Mince, que suis-je sensée dire ? J’ai l’impression que si je le salue normalement, il m’ignora ! Et si je l’interpellais sur ce qu’il est en train de faire ? C’est impoli, mais son comportement n’est pas mieux.

  • Hum… Cet endroit est déjà propre, commencé-je d’un ton hésitant. Ne vaudrait-il mieux pas nettoyer le tas derrière vous ?

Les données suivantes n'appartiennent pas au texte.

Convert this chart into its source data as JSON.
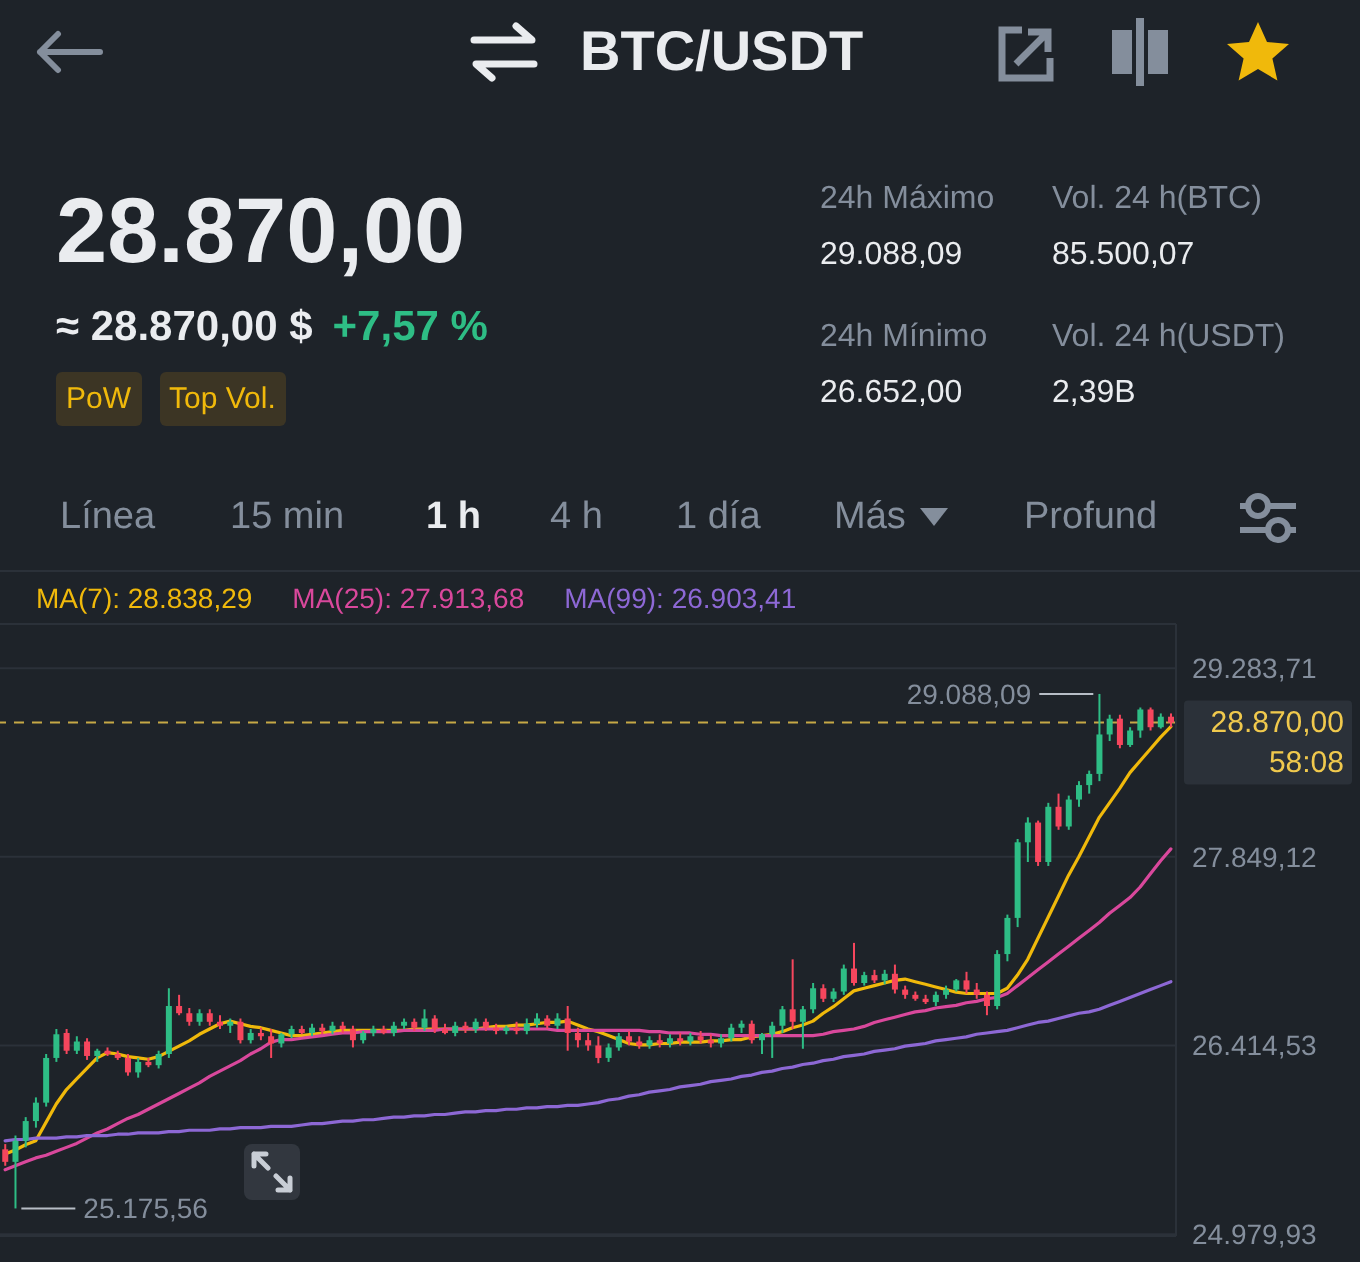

Inconsciemment j’essaye de le vouvoyer pour rattraper mon manque de politesse. Je n’ai vraiment pas envie de me faire d’ennemis ici ! Enfin je dis ça mais, il y a des chances que cet homme soit effectivement aveugle. Oh non, je commence à regretter mes paroles, j’aurais dû réfléchir davantage.

  • Je sais, répond-il entre deux coups de balai. Les feuilles mortes sont une vraie calamité, elles tombent quand on a le dos tourné. Donc pour ne pas me faire avoir, je balaye cette zone. Comme ça, je suis sûre qu’aucune feuille ne tombera ici.

Hein ? C’est une plaisanterie ? Cette réponse manque terriblement de bon sens !

  • Mais... ce serait plus pratique de retirer le tas derrière. L’arbre ne perdra pas ses feuilles éternellement.
  • Les feuilles mortes sont une vraie calamité, elles tombent…
  • J’avais compris cette partie ! Cet endroit précis est-il plus important que le tas derrière ?
  • Oui, il est essentiel.
  • Et pourquoi ?
  • Parce que je m’y trouve.

Ma main se pose brutalement sur mon front, je lâche un soupir exaspéré. Comment ai-je pu perdre mon temps avec un tel idiot ? Tant pis, je vais explorer davantage cet endroit. Gangrène m’attends quelque part, je dois le retrouver. Oui, je ne dois penser qu’à ça, c’est mon objectif. Je ne m’autoriserai aucun répit tant que je n’aurais pas rejoint le Désastre !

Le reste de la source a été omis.